At the Nov. 10 kidney foundation event, Simpkins will put out a dish that's decidedly fancy—"fall spiced" crispy pork belly served in a butternut squash soup with an apple butter syrup and crispy fried sage—but day-to-day his focus is the simple, homemade comfort food he serves up at Richardson Farms.

The Ebenezer Road market, where he said he works as the only American Culinary Foundation-certified executive chef on a farm in the U.S., opened under his direction a little more than two years ago.

"They hired me a month-and-a-half before it opened," Simpkins said. "My boss ... he said, 'I want a deli, rotisserie chicken, and sandwiches ... other than than, no clue."

So Simpkins, who at the time was working as a chef instructor at Baltimore International College (now called Stratford University), offered jobs to 11 of his students and set about the task of turning a space that, at the time, didn't even have walls, into the market that you see today.

"I'd never opened a place as an executive chef, it was cool to see it all come alive.

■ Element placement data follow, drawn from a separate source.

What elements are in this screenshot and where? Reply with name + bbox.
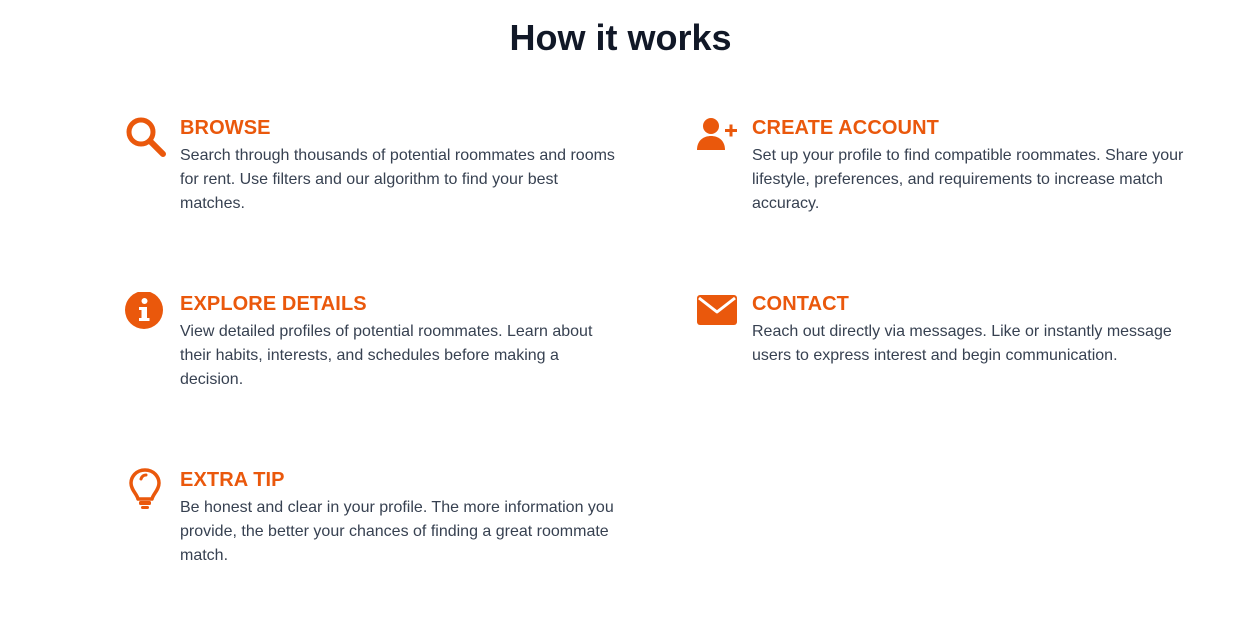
info-icon (124, 291, 168, 336)
step-heading: EXPLORE DETAILS (180, 293, 367, 315)
lightbulb-icon (124, 468, 168, 512)
step-heading: CREATE ACCOUNT (752, 117, 939, 139)
step-heading: CONTACT (752, 293, 849, 315)
step-description: Be honest and clear in your profile. The… (180, 499, 614, 564)
step-heading: EXTRA TIP (180, 469, 285, 491)
step-heading: BROWSE (180, 117, 271, 139)
how-it-works-section: How it works BROWSE Search through thous… (0, 0, 1241, 630)
user-plus-icon (696, 116, 740, 160)
envelope-icon (696, 292, 740, 336)
section-title: How it works (509, 17, 732, 58)
step-description: View detailed profiles of potential room… (180, 323, 593, 388)
search-icon (124, 116, 168, 160)
step-description: Search through thousands of potential ro… (180, 147, 615, 212)
step-description: Reach out directly via messages. Like or… (752, 323, 1172, 364)
step-description: Set up your profile to find compatible r… (752, 147, 1184, 212)
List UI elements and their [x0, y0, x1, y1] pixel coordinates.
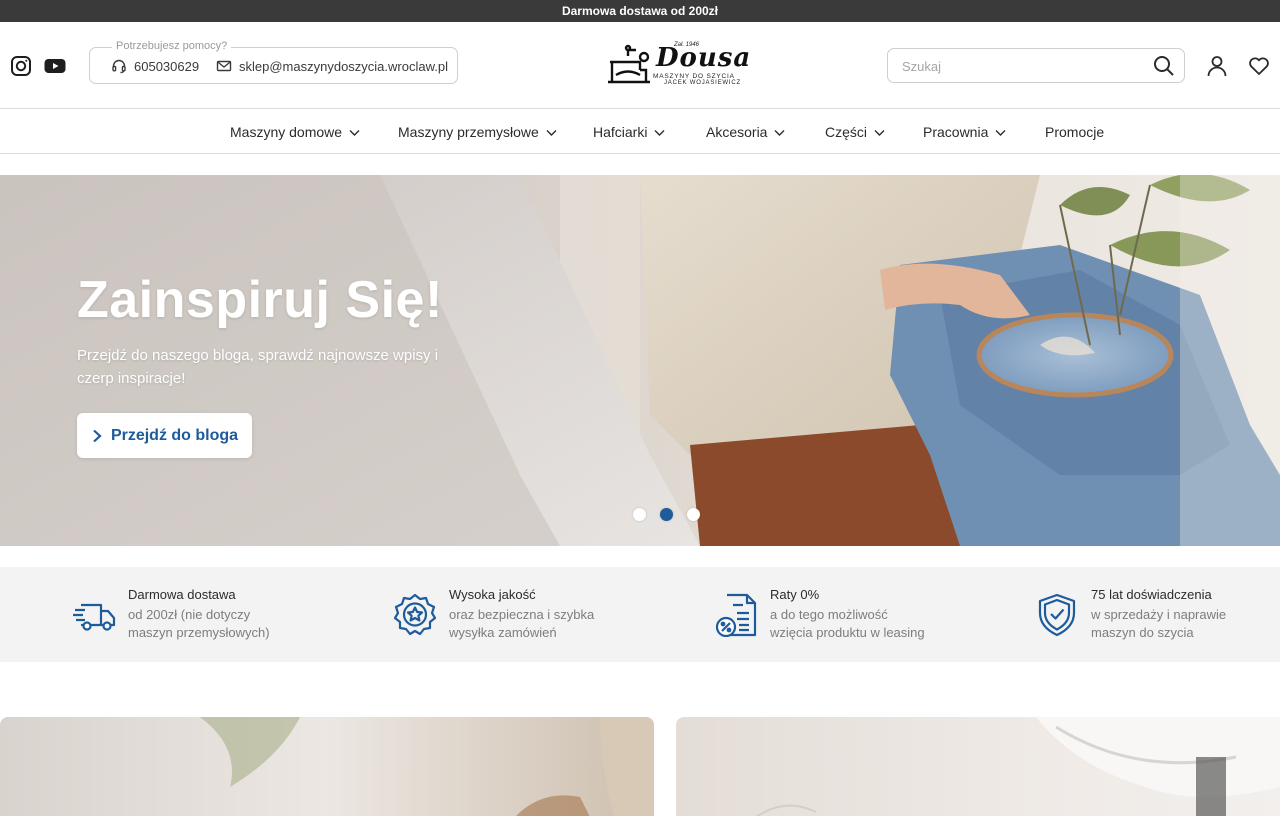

It was kind of like my baby," he said. "When I walked into the place I had to put all my culinary, molecular gastronomy, crazy stuff to the side. Two things that came to mind was comfort food and homemade. I took that and ran with it."

And he hasn't stopped running. Simpkins said on average they serve lunch to 200 people every day. Each week they're going through 400 pounds of homemade mac and cheese and in a year they sell close to 20,000 chicken pot pies.

"When we first opened, I was getting there at 7 a.m. to bake the bread for the sandwiches that day … that’s how slow we started. Now we have five bakers," he said. "We used to cook collards in a 5 gallon stockpot, now we cook them in a 15 gallon kettle."

Through it all, a few things have remained constant: Simpkins, and two former students—current sous chef Craig Salemi and hot foods manager turned marketing manager Heather Hulsey.

Simpkins, who called the model for Richardson's "seed to table," said that the success of the business can in some ways be attributed to changing attitudes about food.

"I think our generation is getting back to the buying local. I always tell people, 'Our great-grandfathers—if they wanted fish they went to a boat, if they wanted meat they went to a butcher. If they wanted produce they went to a farm—now they go to WalMart,'" Simpkins said. "Giant is buying from a wholesaler, shipped from god-knows-where. When people buy from Richardson’s they’re going to the direct source."

At the height of growing season the farms—one in White Marsh and one in Glen Arm—produce it all: from corn to zuchhini.

"What we don't grow, we buy local. We're all about local and supporting the local economy," he said.

When he first moved to Baltimore County eight years ago to work as the executive chef at the Sheraton hotel in Towson, Simpkins—who has travelled extensively for work—didn't expect to set down his roots here, but he says he found something special.

"They say 'I work like a Richardson and get paid like a Richardson,'" he said. "They treat me like family—I go to their house for Thanksgiving ... Diane [Richardson] watches my kids. I get Christmas presents for my kids, like [owners Bob and Barb Richardson] were my parents. They’re a hardworking family that has a big, big, big heart."